One of the key trends affecting CIOs' priorities at the moment is the proliferation of personal IT devices used for business purposes.

Many business users now have better access to technology at home than they do at work, so the pressure is increasing on IT departments to support the use of personal devices for work purposes.

The iPhone leads the way, although other Android-based smartphones, Windows laptops and the iPad are not far behind.

This trend leads to considerably more complexity for IT departments to manage but CIOs also need to grapple with the legal and regulatory issues raised by the use of personal devices for work purposes.

These include the possible loss or theft of enterprise data, software licensing implications, the potential loss of intellectual property, the impact on HR laws and difficulties meeting compliance requirements.

As a result, many organisations have specific policies designed to cope with the move towards a bring-your-own-device (BYOD) system of technology provision.

Data issues: The most obvious legal concern stems from the challenge of ensuring data security on non-company equipment, which primarily arises from it being harder to keep track of where data may actually be and the difficulty of policing the use of personal devices.

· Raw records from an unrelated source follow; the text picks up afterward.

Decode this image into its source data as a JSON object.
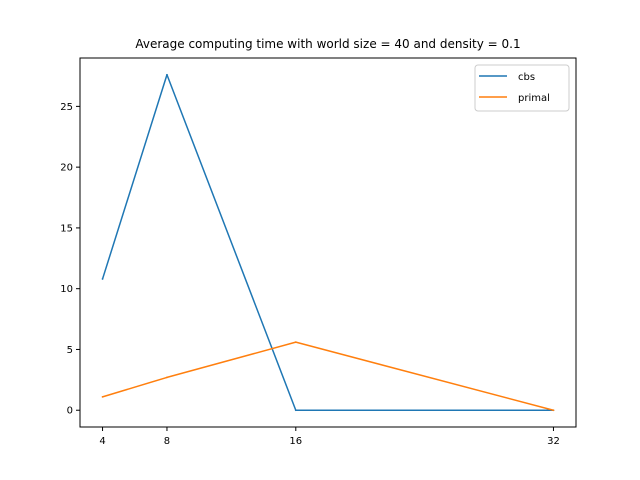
{
  "chart_data": {
    "type": "line",
    "title": "Average computing time with world size = 40 and density = 0.1",
    "xlabel": "",
    "ylabel": "",
    "x": [
      4,
      8,
      16,
      32
    ],
    "xticks": [
      "4",
      "8",
      "16",
      "32"
    ],
    "xlim": [
      2.6,
      33.4
    ],
    "yticks": [
      "0",
      "5",
      "10",
      "15",
      "20",
      "25"
    ],
    "ytick_values": [
      0,
      5,
      10,
      15,
      20,
      25
    ],
    "ylim": [
      -1.38,
      28.98
    ],
    "grid": false,
    "legend_position": "top-right",
    "series": [
      {
        "name": "cbs",
        "color": "#1f77b4",
        "values": [
          10.8,
          27.6,
          0.0,
          0.0
        ]
      },
      {
        "name": "primal",
        "color": "#ff7f0e",
        "values": [
          1.1,
          2.7,
          5.6,
          0.0
        ]
      }
    ]
  }
}
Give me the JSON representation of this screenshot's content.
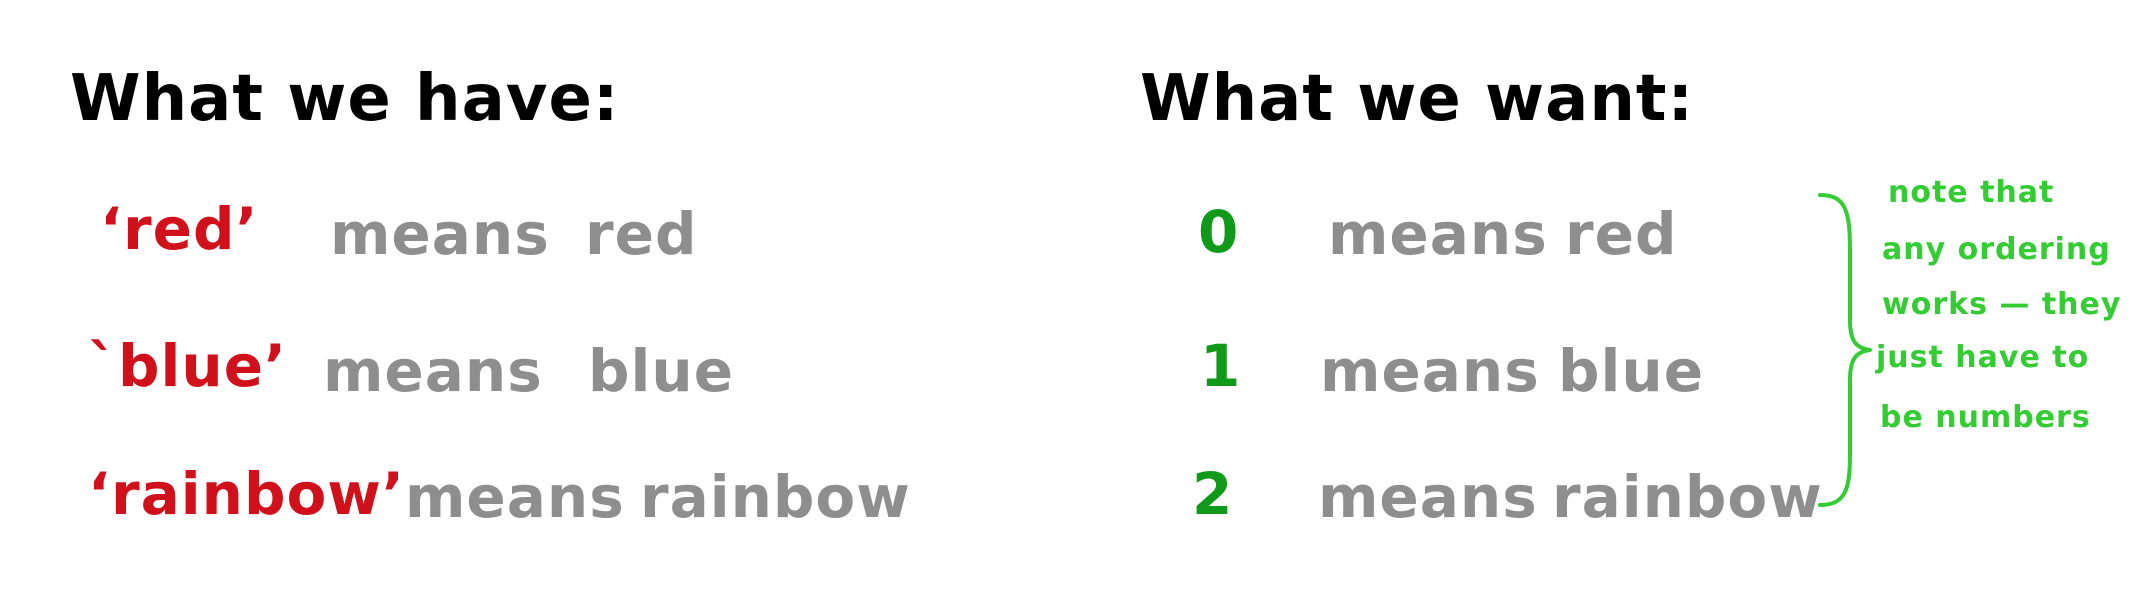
{
  "left": {
    "heading": "What we have:",
    "rows": [
      {
        "key": "‘red’",
        "means": "means",
        "value": "red"
      },
      {
        "key": "`blue’",
        "means": "means",
        "value": "blue"
      },
      {
        "key": "‘rainbow’",
        "means": "means",
        "value": "rainbow"
      }
    ]
  },
  "right": {
    "heading": "What we want:",
    "rows": [
      {
        "key": "0",
        "means": "means",
        "value": "red"
      },
      {
        "key": "1",
        "means": "means",
        "value": "blue"
      },
      {
        "key": "2",
        "means": "means",
        "value": "rainbow"
      }
    ]
  },
  "note": {
    "lines": [
      "note that",
      "any ordering",
      "works — they",
      "just have to",
      "be numbers"
    ]
  },
  "colors": {
    "heading": "#000000",
    "string_key": "#d0101a",
    "number_key": "#119a1a",
    "explanation": "#8e8e8e",
    "note": "#33cc33"
  }
}
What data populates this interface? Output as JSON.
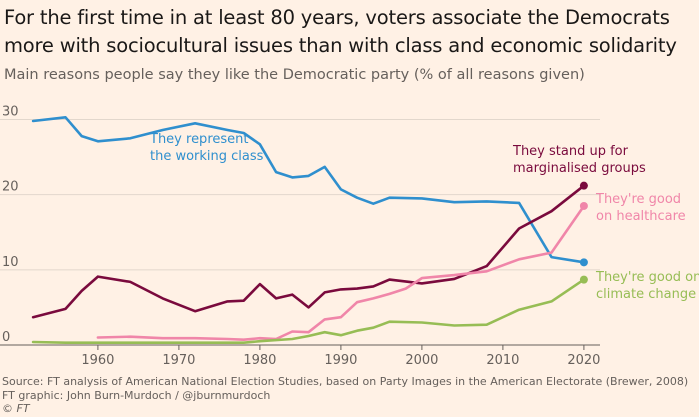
{
  "title": "For the first time in at least 80 years, voters associate the Democrats more with sociocultural issues than with class and economic solidarity",
  "subtitle": "Main reasons people say they like the Democratic party (% of all reasons given)",
  "source": "Source: FT analysis of American National Election Studies, based on Party Images in the American Electorate (Brewer, 2008)",
  "credit": "FT graphic: John Burn-Murdoch / @jburnmurdoch",
  "copyright": "© FT",
  "colors": {
    "background": "#fff1e5",
    "grid": "#e2d7cc",
    "text": "#66605c"
  },
  "chart_data": {
    "type": "line",
    "x_ticks": [
      1960,
      1970,
      1980,
      1990,
      2000,
      2010,
      2020
    ],
    "y_ticks": [
      0,
      10,
      20,
      30
    ],
    "xlim": [
      1951,
      2021
    ],
    "ylim": [
      0,
      31
    ],
    "grid": "horizontal",
    "series": [
      {
        "name": "They represent the working class",
        "label_lines": [
          "They represent",
          "the working class"
        ],
        "color": "#2f8fce",
        "end_dot": true,
        "points": [
          [
            1952,
            29.8
          ],
          [
            1956,
            30.3
          ],
          [
            1958,
            27.8
          ],
          [
            1960,
            27.1
          ],
          [
            1964,
            27.5
          ],
          [
            1968,
            28.6
          ],
          [
            1972,
            29.5
          ],
          [
            1976,
            28.6
          ],
          [
            1978,
            28.2
          ],
          [
            1980,
            26.7
          ],
          [
            1982,
            23.0
          ],
          [
            1984,
            22.3
          ],
          [
            1986,
            22.5
          ],
          [
            1988,
            23.7
          ],
          [
            1990,
            20.7
          ],
          [
            1992,
            19.6
          ],
          [
            1994,
            18.8
          ],
          [
            1996,
            19.6
          ],
          [
            2000,
            19.5
          ],
          [
            2004,
            19.0
          ],
          [
            2008,
            19.1
          ],
          [
            2012,
            18.9
          ],
          [
            2016,
            11.7
          ],
          [
            2020,
            11.0
          ]
        ]
      },
      {
        "name": "They stand up for marginalised groups",
        "label_lines": [
          "They stand up for",
          "marginalised groups"
        ],
        "color": "#7a0a3d",
        "end_dot": true,
        "points": [
          [
            1952,
            3.7
          ],
          [
            1956,
            4.8
          ],
          [
            1958,
            7.2
          ],
          [
            1960,
            9.1
          ],
          [
            1964,
            8.4
          ],
          [
            1968,
            6.2
          ],
          [
            1972,
            4.5
          ],
          [
            1976,
            5.8
          ],
          [
            1978,
            5.9
          ],
          [
            1980,
            8.1
          ],
          [
            1982,
            6.2
          ],
          [
            1984,
            6.7
          ],
          [
            1986,
            5.0
          ],
          [
            1988,
            7.0
          ],
          [
            1990,
            7.4
          ],
          [
            1992,
            7.5
          ],
          [
            1994,
            7.8
          ],
          [
            1996,
            8.7
          ],
          [
            2000,
            8.2
          ],
          [
            2004,
            8.8
          ],
          [
            2008,
            10.5
          ],
          [
            2012,
            15.5
          ],
          [
            2016,
            17.8
          ],
          [
            2020,
            21.2
          ]
        ]
      },
      {
        "name": "They're good on healthcare",
        "label_lines": [
          "They're good",
          "on healthcare"
        ],
        "color": "#f086a9",
        "end_dot": true,
        "points": [
          [
            1960,
            1.0
          ],
          [
            1964,
            1.1
          ],
          [
            1968,
            0.9
          ],
          [
            1972,
            0.9
          ],
          [
            1976,
            0.8
          ],
          [
            1978,
            0.7
          ],
          [
            1980,
            0.9
          ],
          [
            1982,
            0.8
          ],
          [
            1984,
            1.8
          ],
          [
            1986,
            1.7
          ],
          [
            1988,
            3.4
          ],
          [
            1990,
            3.7
          ],
          [
            1992,
            5.7
          ],
          [
            1994,
            6.2
          ],
          [
            1996,
            6.8
          ],
          [
            1998,
            7.5
          ],
          [
            2000,
            8.9
          ],
          [
            2004,
            9.3
          ],
          [
            2008,
            9.8
          ],
          [
            2012,
            11.4
          ],
          [
            2016,
            12.3
          ],
          [
            2020,
            18.5
          ]
        ]
      },
      {
        "name": "They're good on climate change",
        "label_lines": [
          "They're good on",
          "climate change"
        ],
        "color": "#97bd55",
        "end_dot": true,
        "points": [
          [
            1952,
            0.4
          ],
          [
            1956,
            0.3
          ],
          [
            1960,
            0.3
          ],
          [
            1964,
            0.3
          ],
          [
            1968,
            0.3
          ],
          [
            1972,
            0.3
          ],
          [
            1976,
            0.3
          ],
          [
            1978,
            0.3
          ],
          [
            1980,
            0.5
          ],
          [
            1984,
            0.8
          ],
          [
            1986,
            1.2
          ],
          [
            1988,
            1.7
          ],
          [
            1990,
            1.3
          ],
          [
            1992,
            1.9
          ],
          [
            1994,
            2.3
          ],
          [
            1996,
            3.1
          ],
          [
            2000,
            3.0
          ],
          [
            2004,
            2.6
          ],
          [
            2008,
            2.7
          ],
          [
            2012,
            4.7
          ],
          [
            2016,
            5.8
          ],
          [
            2020,
            8.7
          ]
        ]
      }
    ]
  }
}
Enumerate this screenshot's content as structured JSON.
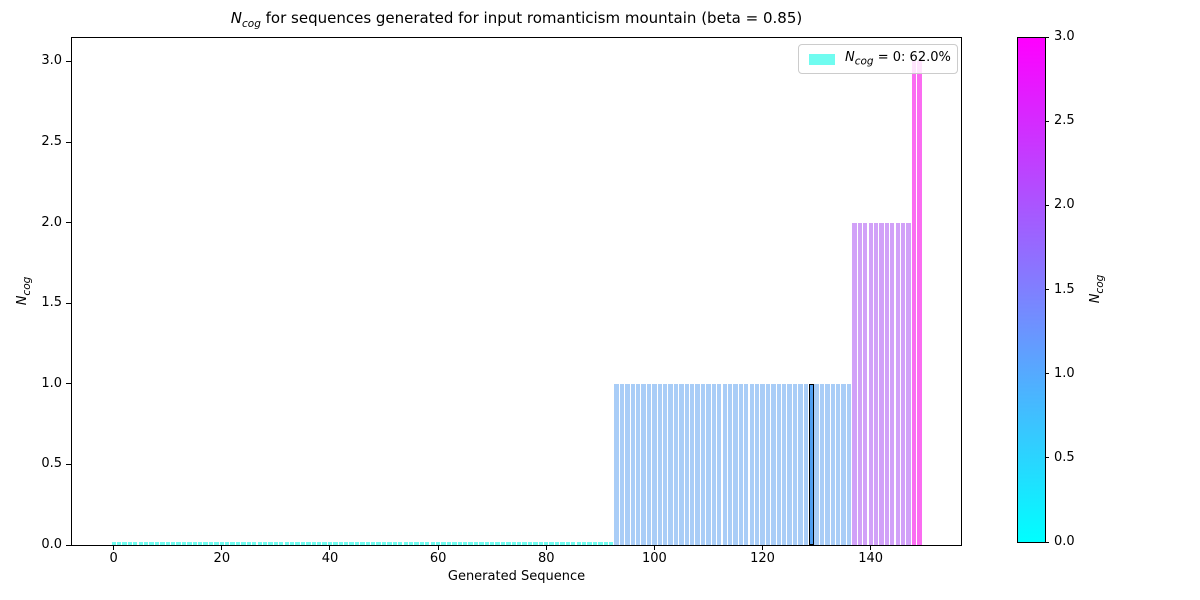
{
  "chart_data": {
    "type": "bar",
    "title": "N_cog for sequences generated for input romanticism mountain (beta = 0.85)",
    "xlabel": "Generated Sequence",
    "ylabel": "N_cog",
    "grid": false,
    "legend_position": "upper right",
    "legend": [
      {
        "label": "N_cog = 0: 62.0%",
        "swatch_color": "#70fcf0"
      }
    ],
    "n_bars": 150,
    "segments": [
      {
        "from_index": 0,
        "to_index": 92,
        "value": 0
      },
      {
        "from_index": 93,
        "to_index": 136,
        "value": 1
      },
      {
        "from_index": 137,
        "to_index": 147,
        "value": 2
      },
      {
        "from_index": 148,
        "to_index": 149,
        "value": 3
      }
    ],
    "highlighted_bar_index": 129,
    "x_ticks": [
      0,
      20,
      40,
      60,
      80,
      100,
      120,
      140
    ],
    "x_tick_labels": [
      "0",
      "20",
      "40",
      "60",
      "80",
      "100",
      "120",
      "140"
    ],
    "y_ticks": [
      0,
      0.5,
      1,
      1.5,
      2,
      2.5,
      3
    ],
    "y_tick_labels": [
      "0.0",
      "0.5",
      "1.0",
      "1.5",
      "2.0",
      "2.5",
      "3.0"
    ],
    "xlim": [
      -7.9,
      156.9
    ],
    "ylim": [
      0,
      3.16
    ],
    "colors": {
      "value_0": "#70fcf0",
      "value_1": "#a9cdf7",
      "value_2": "#d1a1f8",
      "value_3": "#fb6cf1",
      "highlight_fill": "#4f9ef0",
      "highlight_edge": "#000000"
    },
    "colorbar": {
      "label": "N_cog",
      "colormap": "cool",
      "min": 0,
      "max": 3,
      "ticks": [
        0,
        0.5,
        1,
        1.5,
        2,
        2.5,
        3
      ],
      "tick_labels": [
        "0.0",
        "0.5",
        "1.0",
        "1.5",
        "2.0",
        "2.5",
        "3.0"
      ],
      "min_color": "#00ffff",
      "max_color": "#ff00ff"
    }
  },
  "labels": {
    "math_n": "N",
    "math_sub": "cog",
    "title_rest": " for sequences generated for input romanticism mountain (beta = 0.85)",
    "legend_rest": " = 0: 62.0%"
  }
}
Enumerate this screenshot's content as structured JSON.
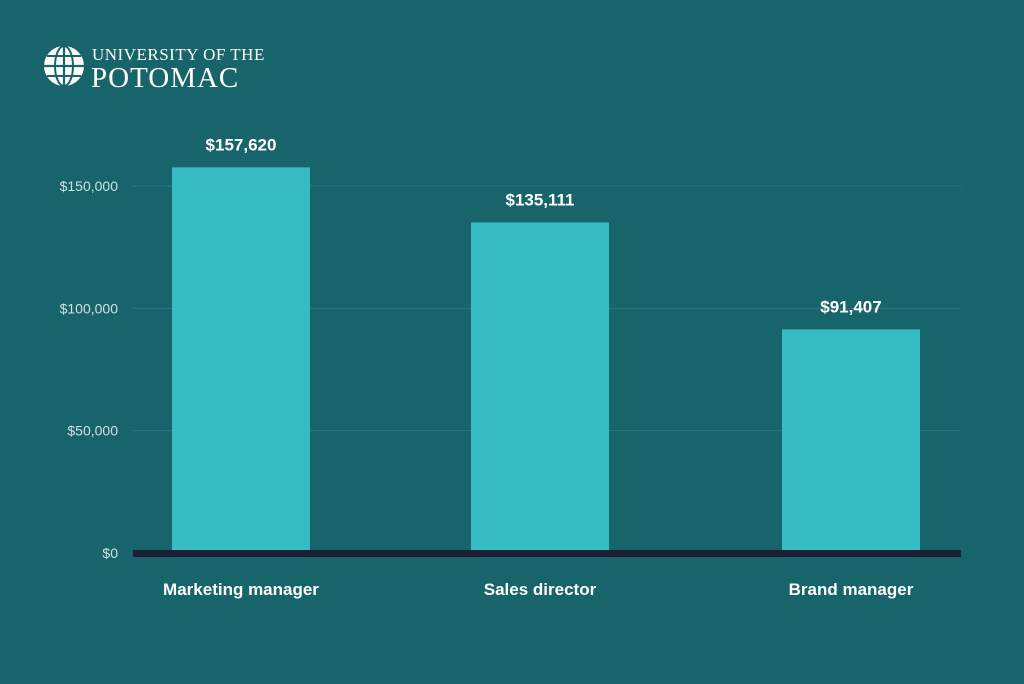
{
  "brand": {
    "line1": "UNIVERSITY OF THE",
    "line2": "POTOMAC",
    "icon": "globe-icon"
  },
  "chart_data": {
    "type": "bar",
    "categories": [
      "Marketing manager",
      "Sales director",
      "Brand manager"
    ],
    "values": [
      157620,
      135111,
      91407
    ],
    "value_labels": [
      "$157,620",
      "$135,111",
      "$91,407"
    ],
    "yticks": [
      0,
      50000,
      100000,
      150000
    ],
    "ytick_labels": [
      "$0",
      "$50,000",
      "$100,000",
      "$150,000"
    ],
    "ylim": [
      0,
      160000
    ],
    "grid": true,
    "legend": "none",
    "title": "",
    "xlabel": "",
    "ylabel": "",
    "colors": {
      "background": "#17646b",
      "bar": "#37bcc4",
      "grid": "#2a7880",
      "baseline": "#1c1f33"
    }
  }
}
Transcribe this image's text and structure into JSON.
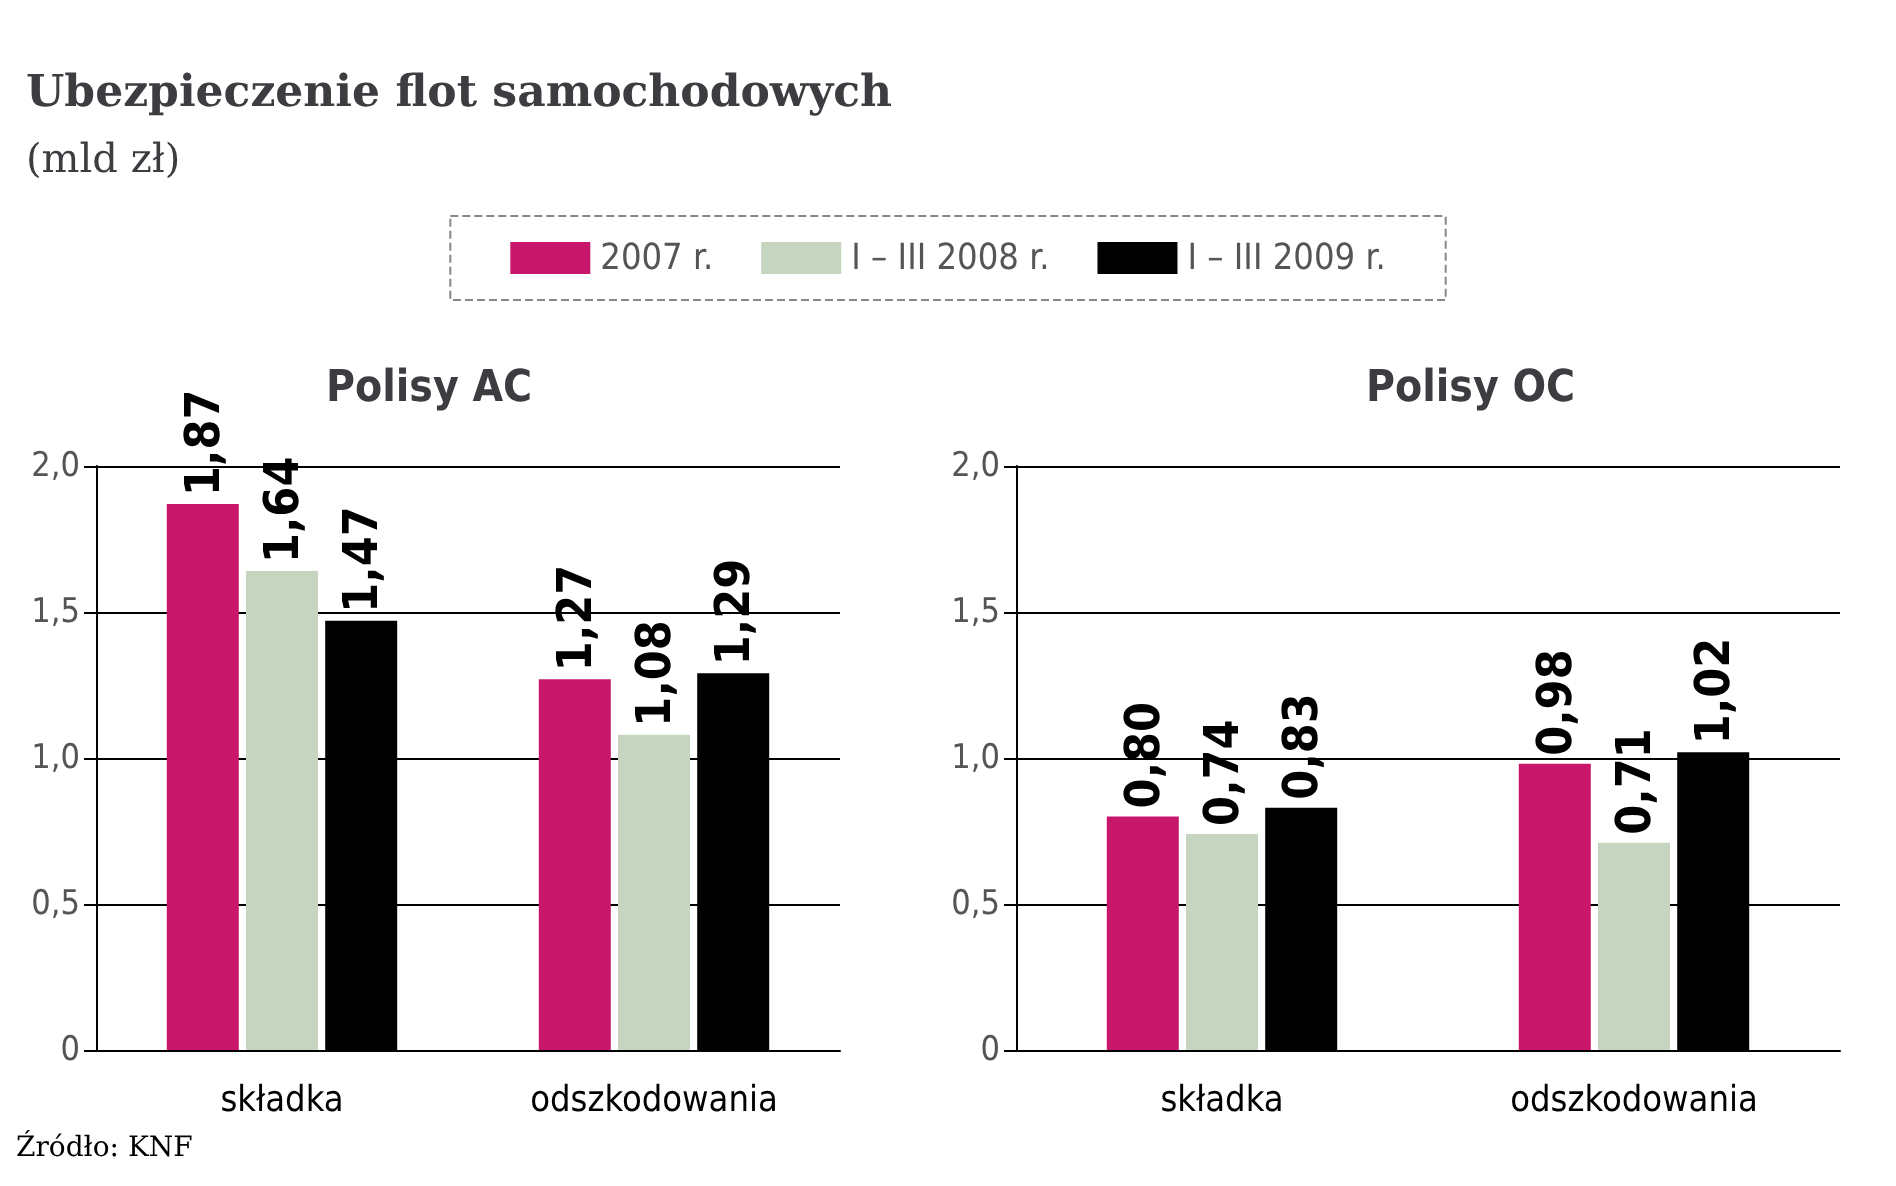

Companies need to grapple with scenarios such as what happens if an employee puts corporate data into a non-corporate supported location like Dropbox or stores data on a device which is also used by their family.

If there's a security breach, what's the appropriate corporate response? Is it really practical to take the position that corporate data cannot be stored on personal devices?

Most countries have laws which require organisations to ensure against the implications of losing sensitive data.

This becomes significantly harder if the device on which that data is stored is not owned by the enterprise itself.

Most organisations employ encryption as standard and deploy remote-wipe capability, but the challenges of the data privacy implications of a BYOD world are not to be underestimated.

Many organisations understand that users, and the content they generate and consume, vary in the level of information sensitivity.

As a result, the approach taken needs to be nuanced to deal with individual users and types of device.